Really ???
1. Then please explain how a neutral has full current without any voltage, and has been known to actually kill people who had your train of thought (on this matter)
2. Now you just eliminated eddy currents for everyones enjoyment, if what you stated was true
A shunted coil .......... just like I stated in my previous post
So if he used a non-electronic scale, what would you have to say ?
I love reading your posts, and usually agree with you on most things, but I just about have my PE in electrical engineering. Peace, my friend
I respect that you're going for your PE - I never did. I have spent 26 years designing equipment to measure current, voltage, power, etc on 3-pahse systems. If you believe there can be current flow in a conductor with no potential difference across it then I encourage you to review. There are a few laws that would be violated if that happened. I assure you that if current flows in the neutral, there is a voltage driving it.

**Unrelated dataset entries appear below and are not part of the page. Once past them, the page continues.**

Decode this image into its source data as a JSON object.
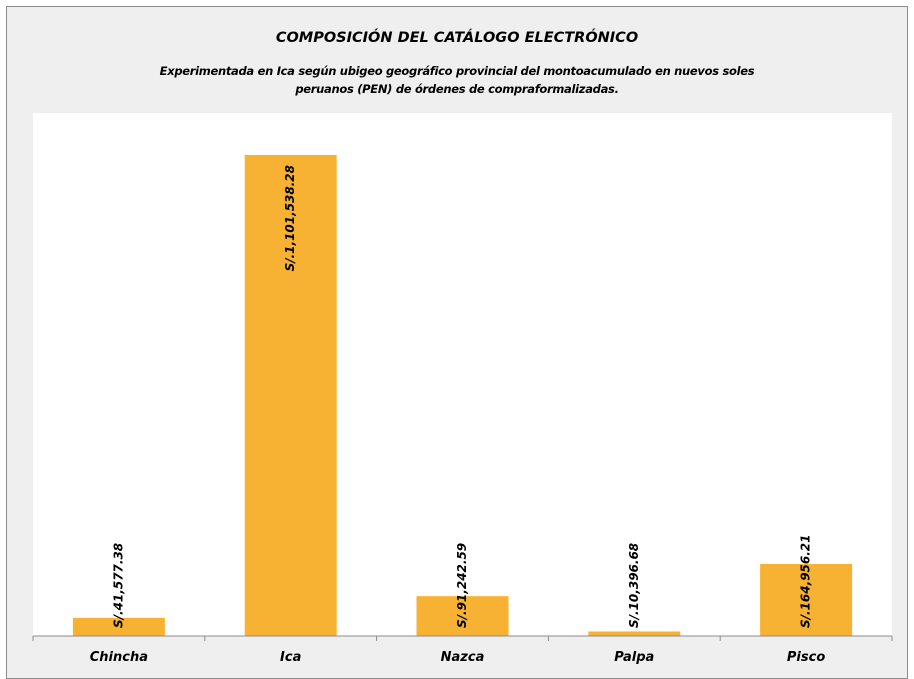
{
  "chart_data": {
    "type": "bar",
    "title": "COMPOSICIÓN DEL CATÁLOGO  ELECTRÓNICO",
    "subtitle": "Experimentada en Ica según ubigeo geográfico provincial del montoacumulado en nuevos soles peruanos (PEN) de órdenes de compraformalizadas.",
    "categories": [
      "Chincha",
      "Ica",
      "Nazca",
      "Palpa",
      "Pisco"
    ],
    "values": [
      41577.38,
      1101538.28,
      91242.59,
      10396.68,
      164956.21
    ],
    "data_labels": [
      "S/.41,577.38",
      "S/.1,101,538.28",
      "S/.91,242.59",
      "S/.10,396.68",
      "S/.164,956.21"
    ],
    "xlabel": "",
    "ylabel": "",
    "ylim": [
      0,
      1101538.28
    ],
    "grid": false,
    "legend": "none",
    "colors": {
      "bar": "#F7B233",
      "plot_background": "#FFFFFF",
      "chart_background": "#EFEFEF",
      "axis": "#8C8C8C"
    }
  }
}
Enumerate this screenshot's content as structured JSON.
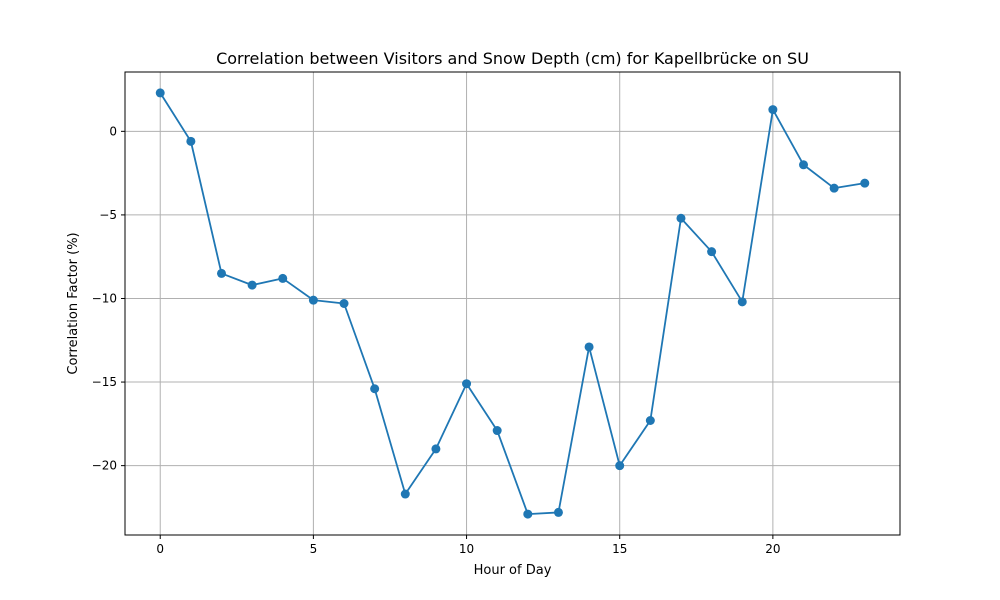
{
  "chart_data": {
    "type": "line",
    "title": "Correlation between Visitors and Snow Depth (cm) for Kapellbrücke on SU",
    "xlabel": "Hour of Day",
    "ylabel": "Correlation Factor (%)",
    "x": [
      0,
      1,
      2,
      3,
      4,
      5,
      6,
      7,
      8,
      9,
      10,
      11,
      12,
      13,
      14,
      15,
      16,
      17,
      18,
      19,
      20,
      21,
      22,
      23
    ],
    "series": [
      {
        "values": [
          2.3,
          -0.6,
          -8.5,
          -9.2,
          -8.8,
          -10.1,
          -10.3,
          -15.4,
          -21.7,
          -19.0,
          -15.1,
          -17.9,
          -22.9,
          -22.8,
          -12.9,
          -20.0,
          -17.3,
          -5.2,
          -7.2,
          -10.2,
          1.3,
          -2.0,
          -3.4,
          -3.1
        ],
        "color": "#1f77b4",
        "marker": "circle"
      }
    ],
    "xlim": [
      -1.15,
      24.15
    ],
    "ylim": [
      -24.15,
      3.55
    ],
    "xticks": [
      0,
      5,
      10,
      15,
      20
    ],
    "yticks": [
      0,
      -5,
      -10,
      -15,
      -20
    ],
    "ytick_labels": [
      "0",
      "−5",
      "−10",
      "−15",
      "−20"
    ],
    "grid": true,
    "colors": {
      "grid": "#b0b0b0",
      "axes": "#000000",
      "line": "#1f77b4"
    }
  }
}
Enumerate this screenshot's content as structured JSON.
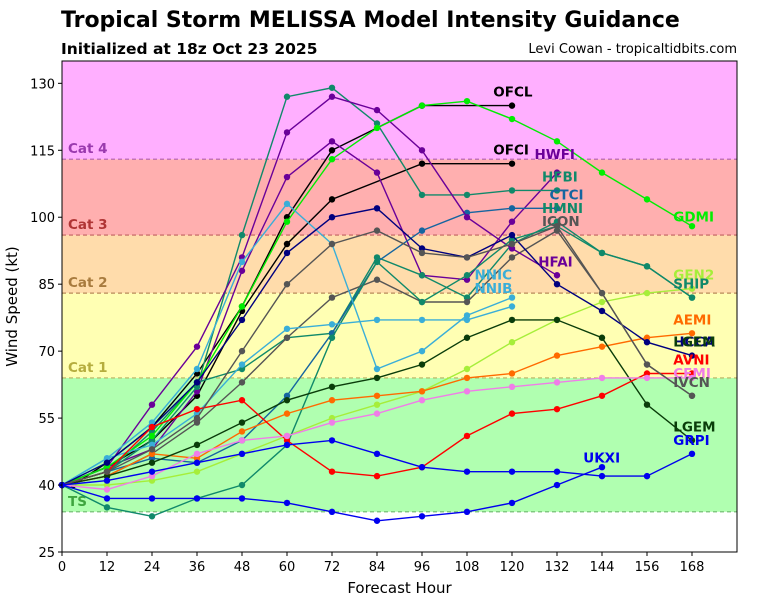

I actually have no idea what point you are trying to make - I don't care in the least what method is used to measure torque or rpm or power. Use a spring scale instead of an electronic one - that indirectly measures force by pushing against a spring, and one must then calculate torque using a distance indirectly measured with calibrated marks on a stick.
All such methods will be indirect, and none of it is relevant to the point I was making - that whole thing was just Thomas doing his usual tactic of fishing for a "gotcha" angle so he could claim I'm wrong on some point and that then anything I say is wrong.
Rather than the way things are measured or how to use the equation, the point I was trying to get to was the meaning of the terms. Work is energy, which is power times time. Torque and rpm are just parts of what makes up power, are of equal importance, and in fact through gearing one can be converted into the other. If you want to do more work, you can increase either torque or rpm.
What changes the usefulness of the saw power band is how peaky it is - the shape of the plot of HP vs. rpm.